Mayara Noronha Rocha, primeira-dama do DF
“Quando a gente cuida da primeira infância, a gente está contribuindo também para que as crianças se tornem adultos mais tranquilos, mais bem preparados para a vida emocional”, observa a diretora.
Uma das atuações do Governo do Distrito Federal (GDF) para garantir esses cuidados é o Serviço de Acolhimento Familiar para Crianças e Adolescentes, mais conhecido como Família Acolhedora, iniciativa da Secretaria de Desenvolvimento Social (Sedes-DF). O programa é voltado para crianças afastadas judicialmente de suas famílias consanguíneas.

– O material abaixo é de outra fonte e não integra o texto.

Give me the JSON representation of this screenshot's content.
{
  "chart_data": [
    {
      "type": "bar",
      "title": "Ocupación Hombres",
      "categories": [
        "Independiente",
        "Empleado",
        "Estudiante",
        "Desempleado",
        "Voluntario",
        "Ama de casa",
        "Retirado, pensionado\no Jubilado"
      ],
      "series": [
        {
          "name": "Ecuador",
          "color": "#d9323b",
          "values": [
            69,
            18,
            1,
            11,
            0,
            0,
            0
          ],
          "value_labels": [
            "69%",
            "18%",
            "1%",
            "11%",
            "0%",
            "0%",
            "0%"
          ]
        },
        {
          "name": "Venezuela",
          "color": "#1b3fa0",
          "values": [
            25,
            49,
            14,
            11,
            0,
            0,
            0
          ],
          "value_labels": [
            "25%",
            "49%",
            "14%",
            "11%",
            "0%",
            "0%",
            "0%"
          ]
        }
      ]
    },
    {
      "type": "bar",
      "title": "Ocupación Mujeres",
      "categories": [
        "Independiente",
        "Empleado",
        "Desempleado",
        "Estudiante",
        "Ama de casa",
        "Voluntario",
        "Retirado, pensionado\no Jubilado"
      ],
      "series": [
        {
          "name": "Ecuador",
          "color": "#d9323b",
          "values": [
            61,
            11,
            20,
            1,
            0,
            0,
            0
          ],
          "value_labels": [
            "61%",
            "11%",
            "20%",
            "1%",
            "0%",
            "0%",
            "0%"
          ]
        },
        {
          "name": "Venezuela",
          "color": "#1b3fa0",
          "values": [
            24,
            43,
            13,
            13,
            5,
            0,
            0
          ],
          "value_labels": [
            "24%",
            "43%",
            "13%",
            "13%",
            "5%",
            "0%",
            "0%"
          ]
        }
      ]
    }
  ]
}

O serviço é uma medida protetiva prevista no Estatuto da Criança e Adolescente (ECA) em casos de ameaças ou violações de direitos, tanto por ação ou omissão do Estado, dos pais ou responsáveis quanto pela própria conduta. Diferentemente da adoção, tem caráter provisório e excepcional, devendo visar à reintegração familiar ou, em último caso, o encaminhamento para família substituta.
Coordenadora da Chefia-Executiva de Políticas Sociais do GDF, a primeira-dama Mayara Noronha Rocha ressalta que a base emocional de uma criança faz diferença na vida adulta.
“Dentro do governo, a gente busca trabalhar ações que vão além das políticas, indo além, no brincar e nas emoções”, afirma a primeira-dama. “O carinho é transformador. Por meio desse vínculo e do olhar do cuidador, ele acontece. O DF é o lugar em que a gente consegue trabalhar esse lado emocional através do carinho.”
Afeto na prática
Amor e carinho têm de sobra no lar da dona de casa Beatriz Queiroz, de 36 anos, moradora do Cruzeiro. Mãe de dois meninos de 12 e 5 anos, ela decidiu que era hora de compartilhar esse afeto com crianças que esperam voltar para suas famílias ou aguardam a chegada dos futuros pais na fila de adoção.
Desde 2020, ela e o marido já acolheram quatro crianças de diferentes idades e demandas bem específicas, como a pequena Marina*, que à época tinha apenas um ano e que precisava se alimentar por meio de sonda devido a um problema de saúde. Antes de chegar à família, a bebê havia passado oito meses internada. Nessa época, a criança não se sentava nem rolava.
“Nós começamos a estimulá-la e a integramos em nossa rotina. Nós a levávamos a todos os lugares a que íamos”, conta Beatriz. “Na época, meu filho mais velho tinha oito anos, e o mais novo, um ano. Ele tinha acabado de deixar de mamar.”
Por trás desse cuidado, muita empatia para conseguir aceitar as histórias das crianças acolhidas sem fazer julgamentos sobre suas famílias que, muitas vezes, erram por não saberem fazer de outro jeito. A pequena Marina teve de ser afastada de sua mãe, que, por problemas relacionados à saúde mental, não tinha condições de cuidar da criança.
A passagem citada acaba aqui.